PURPOSE: To determine the penetration of gentamicin and amikacin into the rabbit vitreous cavity after their intravenous administration. METHODS: Gentamicin (1.6 mg/kg every 8 hours) and amikacin (6 mg/kg every 12 hours) were administered intravenously to 25 rabbits that had previously had the lens and vitreous removed from 43 eyes. For each drug, ocular inflammation was induced in one group of eyes by injection of heat-killed Staphylococcus epidermidis, while the other group was maintained as a control. Samples from the vitreous cavity were taken at regular intervals for 72 hours after beginning the intravenous medications and were analyzed for drug concentrations.
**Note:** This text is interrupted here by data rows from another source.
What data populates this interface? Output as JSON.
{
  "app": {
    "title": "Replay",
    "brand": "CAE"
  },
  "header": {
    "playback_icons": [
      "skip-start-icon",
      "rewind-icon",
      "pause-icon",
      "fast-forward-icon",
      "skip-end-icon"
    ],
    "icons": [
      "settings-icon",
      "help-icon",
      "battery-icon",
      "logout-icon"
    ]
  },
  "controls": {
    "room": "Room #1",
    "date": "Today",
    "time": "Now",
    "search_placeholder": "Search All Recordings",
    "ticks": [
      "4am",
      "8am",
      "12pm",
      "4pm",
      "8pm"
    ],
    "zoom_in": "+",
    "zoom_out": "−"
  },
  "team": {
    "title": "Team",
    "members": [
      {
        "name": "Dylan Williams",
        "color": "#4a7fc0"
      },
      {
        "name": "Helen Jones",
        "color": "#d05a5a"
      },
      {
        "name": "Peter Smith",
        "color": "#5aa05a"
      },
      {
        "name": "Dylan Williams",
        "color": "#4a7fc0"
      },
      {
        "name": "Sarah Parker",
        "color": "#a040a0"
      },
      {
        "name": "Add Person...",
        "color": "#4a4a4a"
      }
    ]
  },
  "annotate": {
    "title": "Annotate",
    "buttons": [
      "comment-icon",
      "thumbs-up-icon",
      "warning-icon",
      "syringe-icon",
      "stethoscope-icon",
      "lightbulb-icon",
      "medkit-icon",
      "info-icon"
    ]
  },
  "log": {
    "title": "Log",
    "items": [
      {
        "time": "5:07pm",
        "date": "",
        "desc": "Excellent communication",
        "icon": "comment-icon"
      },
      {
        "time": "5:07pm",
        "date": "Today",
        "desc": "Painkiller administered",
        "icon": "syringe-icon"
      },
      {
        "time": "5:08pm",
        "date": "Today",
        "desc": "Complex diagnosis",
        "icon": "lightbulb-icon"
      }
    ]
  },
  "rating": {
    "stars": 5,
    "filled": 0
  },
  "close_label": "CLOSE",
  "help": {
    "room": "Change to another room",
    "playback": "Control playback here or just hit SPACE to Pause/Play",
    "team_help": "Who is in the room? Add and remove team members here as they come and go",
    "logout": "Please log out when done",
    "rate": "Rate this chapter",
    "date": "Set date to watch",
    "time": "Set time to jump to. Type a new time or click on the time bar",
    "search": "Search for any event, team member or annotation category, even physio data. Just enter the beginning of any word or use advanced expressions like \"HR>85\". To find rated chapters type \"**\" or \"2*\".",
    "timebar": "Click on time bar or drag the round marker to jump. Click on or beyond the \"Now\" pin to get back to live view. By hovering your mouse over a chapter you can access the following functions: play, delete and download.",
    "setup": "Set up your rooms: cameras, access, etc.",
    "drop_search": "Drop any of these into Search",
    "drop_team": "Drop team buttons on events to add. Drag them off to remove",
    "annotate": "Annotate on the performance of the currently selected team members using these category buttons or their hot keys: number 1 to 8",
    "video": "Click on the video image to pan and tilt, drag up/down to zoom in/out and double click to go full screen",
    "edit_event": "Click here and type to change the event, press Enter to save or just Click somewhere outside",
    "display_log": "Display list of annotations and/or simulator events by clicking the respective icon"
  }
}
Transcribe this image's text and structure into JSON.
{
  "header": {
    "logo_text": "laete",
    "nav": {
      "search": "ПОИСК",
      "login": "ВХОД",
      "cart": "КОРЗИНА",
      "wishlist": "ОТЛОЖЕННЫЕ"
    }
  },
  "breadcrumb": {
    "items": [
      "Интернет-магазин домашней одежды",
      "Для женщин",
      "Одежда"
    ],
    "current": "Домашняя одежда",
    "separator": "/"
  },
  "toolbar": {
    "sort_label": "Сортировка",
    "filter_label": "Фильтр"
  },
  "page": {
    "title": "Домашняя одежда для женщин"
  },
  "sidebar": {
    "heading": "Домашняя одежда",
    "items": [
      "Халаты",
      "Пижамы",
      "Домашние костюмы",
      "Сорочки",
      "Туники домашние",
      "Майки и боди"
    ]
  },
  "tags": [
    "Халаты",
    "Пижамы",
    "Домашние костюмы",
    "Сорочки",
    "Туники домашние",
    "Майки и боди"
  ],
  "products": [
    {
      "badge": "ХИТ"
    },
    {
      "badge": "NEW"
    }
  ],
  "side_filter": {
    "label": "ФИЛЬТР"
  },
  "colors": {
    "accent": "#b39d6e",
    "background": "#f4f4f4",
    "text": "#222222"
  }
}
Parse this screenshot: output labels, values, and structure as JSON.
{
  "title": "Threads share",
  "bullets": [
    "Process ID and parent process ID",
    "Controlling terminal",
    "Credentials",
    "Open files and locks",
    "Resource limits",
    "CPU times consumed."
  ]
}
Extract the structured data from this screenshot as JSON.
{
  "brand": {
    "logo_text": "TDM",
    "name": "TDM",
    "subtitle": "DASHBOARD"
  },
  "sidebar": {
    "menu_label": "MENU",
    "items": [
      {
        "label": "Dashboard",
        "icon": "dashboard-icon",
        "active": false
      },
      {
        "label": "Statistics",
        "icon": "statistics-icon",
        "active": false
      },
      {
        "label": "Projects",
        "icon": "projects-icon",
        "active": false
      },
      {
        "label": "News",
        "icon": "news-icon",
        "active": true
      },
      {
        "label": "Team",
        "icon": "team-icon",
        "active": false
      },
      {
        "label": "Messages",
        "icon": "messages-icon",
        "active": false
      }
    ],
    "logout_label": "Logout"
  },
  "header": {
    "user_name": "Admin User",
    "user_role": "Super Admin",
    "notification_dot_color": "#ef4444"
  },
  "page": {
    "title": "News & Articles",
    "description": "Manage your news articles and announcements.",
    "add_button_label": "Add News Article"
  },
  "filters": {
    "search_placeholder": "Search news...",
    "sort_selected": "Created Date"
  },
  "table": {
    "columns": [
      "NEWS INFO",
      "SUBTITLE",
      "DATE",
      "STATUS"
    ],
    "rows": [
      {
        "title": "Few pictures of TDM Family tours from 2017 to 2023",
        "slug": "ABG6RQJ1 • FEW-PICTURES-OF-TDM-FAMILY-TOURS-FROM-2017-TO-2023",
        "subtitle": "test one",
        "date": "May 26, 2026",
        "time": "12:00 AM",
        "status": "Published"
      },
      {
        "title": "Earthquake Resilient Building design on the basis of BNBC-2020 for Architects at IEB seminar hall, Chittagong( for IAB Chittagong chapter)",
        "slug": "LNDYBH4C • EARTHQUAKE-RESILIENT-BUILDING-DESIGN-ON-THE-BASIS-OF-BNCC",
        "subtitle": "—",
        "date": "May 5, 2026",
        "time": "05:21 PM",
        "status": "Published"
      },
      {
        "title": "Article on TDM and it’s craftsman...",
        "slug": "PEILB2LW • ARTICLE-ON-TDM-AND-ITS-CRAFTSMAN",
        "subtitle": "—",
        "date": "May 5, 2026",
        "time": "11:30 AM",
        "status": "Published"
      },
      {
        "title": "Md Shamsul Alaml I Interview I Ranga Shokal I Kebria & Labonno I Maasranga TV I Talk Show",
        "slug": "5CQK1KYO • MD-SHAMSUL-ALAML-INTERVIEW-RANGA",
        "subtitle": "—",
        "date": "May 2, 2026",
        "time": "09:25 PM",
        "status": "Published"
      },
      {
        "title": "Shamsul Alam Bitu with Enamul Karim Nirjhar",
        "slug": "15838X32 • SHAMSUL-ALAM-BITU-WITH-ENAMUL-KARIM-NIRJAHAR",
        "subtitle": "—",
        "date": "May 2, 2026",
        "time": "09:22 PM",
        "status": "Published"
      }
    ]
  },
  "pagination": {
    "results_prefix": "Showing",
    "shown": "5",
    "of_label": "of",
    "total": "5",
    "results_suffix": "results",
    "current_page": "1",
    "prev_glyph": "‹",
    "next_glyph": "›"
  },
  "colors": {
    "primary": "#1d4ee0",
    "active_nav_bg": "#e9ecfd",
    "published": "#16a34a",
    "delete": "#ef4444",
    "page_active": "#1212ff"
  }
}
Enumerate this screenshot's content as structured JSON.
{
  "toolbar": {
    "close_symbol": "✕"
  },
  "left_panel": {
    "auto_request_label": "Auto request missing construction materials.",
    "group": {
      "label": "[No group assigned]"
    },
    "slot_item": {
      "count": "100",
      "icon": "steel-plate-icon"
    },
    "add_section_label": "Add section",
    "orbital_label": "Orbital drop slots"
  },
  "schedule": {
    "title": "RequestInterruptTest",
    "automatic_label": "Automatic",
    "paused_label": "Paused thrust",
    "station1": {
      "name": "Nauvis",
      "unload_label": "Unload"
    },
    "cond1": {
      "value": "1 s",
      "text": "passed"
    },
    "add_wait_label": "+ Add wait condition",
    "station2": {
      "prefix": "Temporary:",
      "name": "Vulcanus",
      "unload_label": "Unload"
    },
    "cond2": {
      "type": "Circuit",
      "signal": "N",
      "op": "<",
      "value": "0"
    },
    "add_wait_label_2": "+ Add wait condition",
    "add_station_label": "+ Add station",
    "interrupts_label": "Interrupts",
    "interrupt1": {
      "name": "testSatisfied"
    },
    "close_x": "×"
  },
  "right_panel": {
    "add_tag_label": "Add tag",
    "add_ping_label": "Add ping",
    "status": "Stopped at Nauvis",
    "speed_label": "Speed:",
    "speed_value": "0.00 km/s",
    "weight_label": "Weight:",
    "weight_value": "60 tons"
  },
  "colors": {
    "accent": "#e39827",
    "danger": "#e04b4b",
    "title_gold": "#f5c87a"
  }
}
RESULTS: The maximum intravitreal concentration ± SD achieved for gentamicin was 1.8 ± 0.5 μg/ml. The maximum intravitreal concentration for amikacin was 8.5 ± 3.2 μg/ml. Inflamed eyes demonstrated higher concentrations than did those without inflammation. CONCLUSIONS: In a rabbit model with conditions optimized to enhance penetration of antimicrobials into the vitreous cavity after intravenous administration, neither gentamicin nor amikacin penetrated sufficiently to reach potentially therapeutic concentrations consistently for either Pseudomonas or S epidermidis organisms.